Americans lose confidence in media delivering news objectively
The American public has lost trust in their media’s capability of delivering unbiased news, a worrying development for any functioning democracy, according to a recent poll.
The key finding of “low levels of public trust in the nation’s polarized media environment” arrived in a survey last month by the Knight Foundation and Gallup Inc., which tracks public sentiment about media.
Pollsters found a general consensus that the media was necessary to ward off misinformation, but few Americans believe the press is doing it properly.
“Most Americans have lost confidence in the media to deliver the news objectively,” said Sam Gill, Knight’s senior vice president and chief program officer.
“This is corrosive for our democracy.”
Over 4 out of 5 Americans (86%) say news outlets push a political viewpoint rather than report bias-free news.
“It basically is confirming what various other studies have shown,” Penny Muse Abernathy, the Knight Chair in Journalism and Digital Media Economics at the University of North Carolina’s Hussman School of Journalism and Media, told The Washington Times.
“I think that it’s what we found over and over and over again is when you’re not getting local news, your only source of news is either television or the internet, and 90% of what you get is going tone national in scope,” Ms.

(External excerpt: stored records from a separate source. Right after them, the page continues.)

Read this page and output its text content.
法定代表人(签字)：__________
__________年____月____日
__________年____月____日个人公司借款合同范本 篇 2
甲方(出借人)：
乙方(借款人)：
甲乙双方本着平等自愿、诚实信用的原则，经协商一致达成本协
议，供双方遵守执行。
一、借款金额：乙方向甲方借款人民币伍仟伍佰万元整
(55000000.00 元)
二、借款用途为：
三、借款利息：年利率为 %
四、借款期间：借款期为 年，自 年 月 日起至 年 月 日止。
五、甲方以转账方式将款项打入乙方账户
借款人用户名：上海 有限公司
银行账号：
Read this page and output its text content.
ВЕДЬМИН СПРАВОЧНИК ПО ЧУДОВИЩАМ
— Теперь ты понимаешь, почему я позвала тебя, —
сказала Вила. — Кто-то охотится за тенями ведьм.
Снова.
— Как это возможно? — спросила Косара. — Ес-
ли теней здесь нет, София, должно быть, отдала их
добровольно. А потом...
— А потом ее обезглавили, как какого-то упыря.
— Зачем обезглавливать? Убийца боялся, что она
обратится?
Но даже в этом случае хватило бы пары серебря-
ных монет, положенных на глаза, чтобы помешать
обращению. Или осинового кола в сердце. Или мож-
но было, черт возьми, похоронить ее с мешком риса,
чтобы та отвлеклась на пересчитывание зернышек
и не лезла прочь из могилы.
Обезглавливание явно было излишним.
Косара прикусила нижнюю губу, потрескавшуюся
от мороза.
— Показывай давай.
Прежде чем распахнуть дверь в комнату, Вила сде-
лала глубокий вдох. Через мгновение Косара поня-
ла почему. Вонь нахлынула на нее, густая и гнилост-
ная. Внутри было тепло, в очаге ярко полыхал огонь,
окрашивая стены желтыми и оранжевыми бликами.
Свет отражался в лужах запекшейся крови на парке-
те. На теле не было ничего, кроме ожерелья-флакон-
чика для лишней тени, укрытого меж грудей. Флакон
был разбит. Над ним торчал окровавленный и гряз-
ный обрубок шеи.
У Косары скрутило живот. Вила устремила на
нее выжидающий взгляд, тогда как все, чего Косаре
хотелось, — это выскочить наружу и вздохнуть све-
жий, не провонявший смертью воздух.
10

Abernathy said.
Meanwhile, industry observers say the distrust in the media is not new but increasingly sustained.
Gallup has tracked mounting skepticism toward mainstream media since the 1990s.
However, the percentage of Americans seeing bias in the media has calcified, particularly among Republicans.
The poll reveals an increasing share of younger Americans opts for online news rather than television or print.
The results show a growing disenfranchisement for millennials and Gen Z.
“Americans who primarily access their news online — predominantly, younger Americans — are less likely to be knowledgeable about their local communities and to feel attached to their communities,” said Tuesday’s report.
Some industry observers pointed questions about the underlying premise in the poll.
Jeff Jarvis, writer, and professor at City University of New York’s Graduate School of Journalism, tweeted:
“What’s so grating about this is that we never should have promised objectivity. Failing to deliver that false god is inevitable.”
“It was a lie.”
Associate professor of journalism at the University of Minnesota-Duluth, Jennifer Moore, said organizations are often held to the standard of “objectivity,” but such a “myth” is a standard not fully reflecting the job of good reporting.
“I tell students they [as reporters] need to be fair in their reports and seek the truth and tell the truth,” Ms. Moore told The Times.
“But what’s the objective way of reporting on enslavement? Or structural racism?”
“Is there two sides to that story? We need to do a better job as a society to go back to some civics classes and learn about the news media and the relationship of journalism to democracy.”